41 | you either reveal the truth or live alone

3.7K 429 256
                                    

hyunjini zorla ikna ederek ailemin evine getirmiştim. Başta gelmek istememişti. Ailemi tanıyordu ve olanlardan önce sürekli onları görüyordu. Tabii annem ve babamın başıma gelenlerden haberi yoktu ve ben bilmelerini de istemiyordum. Öğrenseler kim bilir neler olurdu ve başımıza neler neler gelirdi.

hyunjin'in neden gelmek istemediğini bilmiyordum. Son günlerde garip hareketlerine devam ediyordu ve bir gün onu jisoo noonayla konuşurken yakalamıştım. Ne konuştuklarını sorduğumda beni merak ettiği için aradığını söylemişti.

yol boyunca sessizdi. En sonunda geldiğimizde kapıyı jisoo noona açmıştı. Benim tek başıma geleceğimi düşündüğü için hyunjini görünce şaşırmıştı. İçeri girdiğimizde annem ve babamı fark etmiştim. Kendileriyle bayadır görüşmüyordum ve azar yiyeceğim kesindi. "sonunda evin yolunu bulabilmişsin."

babamın imalı ses tonuna sadece bakışlarımı kaçırabilmiştim, "üzgünüm...sizi fazla merakta bıraktım. Sadece sınav stresindeydim." yalan söylüyordum çünkü gerçekleri söyleyemezdim. Hyunjinle olan ilişkimi de henüz söylemeyecektim. "babana bakma sen oğlum. Hyunjin'i de getirmişsin, yeji nerde?"

"merhaba efendim.." hyunjin sessiz bir tona konuşmuştu. Hafifçe boğazımı temizlemiştim, "şey, yolda karşılaştık. Size geleceğimi öğrenince biraz uğramak istedi."

"iyi yapmışsınız."

babam gözlerini sürekli hyunjin ve benim üzerimde gezdiriyordu. Tedirgin olmaya başlamıştımki jisoo noonanın sürekli elleriyle oynamasından bir şey olduğu anlaşılıyordu. "ee, hyunjin duyduğuma göre bir süredir yurt dışındaymışsın. Neden döndün?" babamın sorusuyla hyunjin yutkunmuştu, "şartlar öyle gerektirdi efendim. Burda çok değer verdiğim insanlar var."

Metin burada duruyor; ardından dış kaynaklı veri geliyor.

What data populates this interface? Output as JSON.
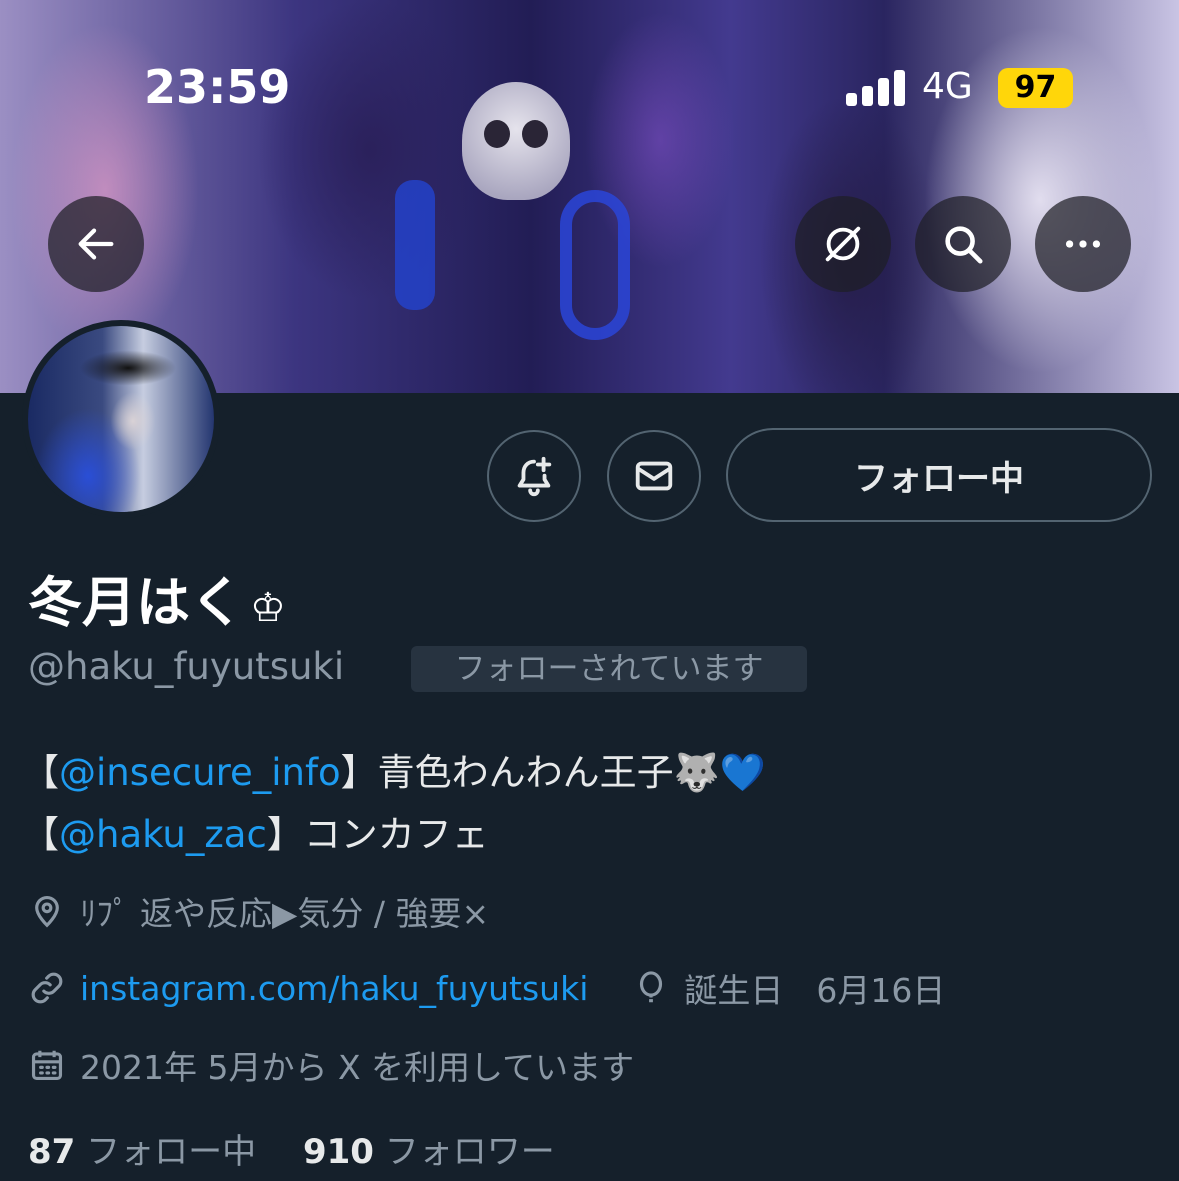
{
  "status_bar": {
    "time": "23:59",
    "network": "4G",
    "battery": "97"
  },
  "header": {
    "icons": [
      "back-arrow-icon",
      "no-grok-icon",
      "search-icon",
      "more-icon"
    ]
  },
  "actions": {
    "follow_label": "フォロー中",
    "icons": [
      "notification-bell-plus-icon",
      "mail-icon"
    ]
  },
  "profile": {
    "name": "冬月はく",
    "name_suffix": "♔",
    "handle": "@haku_fuyutsuki",
    "follows_you": "フォローされています"
  },
  "bio": {
    "line1": {
      "open": "【",
      "mention": "@insecure_info",
      "close": "】",
      "text": "青色わんわん王子🐺💙"
    },
    "line2": {
      "open": "【",
      "mention": "@haku_zac",
      "close": "】",
      "text": "コンカフェ"
    }
  },
  "meta": {
    "location": "ﾘﾌﾟ 返や反応▶︎気分 / 強要×",
    "website": "instagram.com/haku_fuyutsuki",
    "birthday": "誕生日　6月16日",
    "joined": "2021年 5月から X を利用しています"
  },
  "stats": {
    "following_count": "87",
    "following_label": "フォロー中",
    "followers_count": "910",
    "followers_label": "フォロワー"
  },
  "colors": {
    "background": "#15202b",
    "link": "#1d9bf0",
    "muted": "#8b98a5",
    "battery": "#ffd60a"
  }
}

"bence gitmişken dönmemeliydin. Sonuçta büyük bir fırsat geçmiş eline, aceleyle gitmişsin." babam o kadar imalı konuşuyorduki aralarında bir tartışma olacağından korkmaya başlamıştım. "ah hayır efendim. Burdaki insanlar benim için daha önemli ve bir daha gitmeyi düşünmüyorum."

hyunjin bir daha gitmeyi düşünmüyorum derken burayı bastıra bastıra söylemişti. Jisoo noona hafifçe öksürmüştü, "jeongin..derslerin iyi değil mi?" konuyu dağıtmaya çalıştığını anlıyordum. Bu sebeple onaylarcasına başımı sallamıştım.

birkaç saat evde kalmıştık. Bu süre boyunca babam ve hyunjin arasında sürekli belirsiz gerginlikler yaşanmıştı. Hyunjinle eve döndüğümüzde çok geçmeden soru yağmuruna tutmuştum, "hyunjin bana neler olduğunu anlatacak mısın?"

"olmayan şeyin nesini anlatayım jeongin? bir şey yok." beni geçirmiş ve yukarı çıkmıştı. Derin bir nefes vermiş ve koltuğa oturup ellerimle yüzümü kapatmıştım. Bir şeyler oluyordu ve bundan kesinlikle benim haberim yoktu.

daha sonra eve gittiğimde alacağım kitabı almadığımı fark etmiştim. Gergin ortam yüzünden aklımdan çıkmıştı ve o bana acilen lazımdı. Aşağıdan hyunjine seslenmiştim, "hyunjin kitabı almayı unuttum eve geri döneceğim aldıktan sonra dönerim." cevabını bile beklemeden aceleyle evden çıkmış ve bir taksiyle eve gelmiştim.

jisoo noona tekrar kapıyı açtığında kitabı alacağımı söyleyip eskiden sürekli kullandığım odama gelmiştim hâlâ her şey yerindeydi ve hiçbir şeye dokunulmamıştı.

hyunjinle ilk burda sevişmiştim.

bunu düşünmeyi bırakıp kitaplığıma yöneldiğimde kitabı aramaya başlamıştım. O sıra yanlışlıkla birkaç kitabı düşürmüş almak için yere eğilmiştim. Kitapları alırken bir tanesinin içinden çıkan renkli renkli kağıtlar dikkatimi çekmişti.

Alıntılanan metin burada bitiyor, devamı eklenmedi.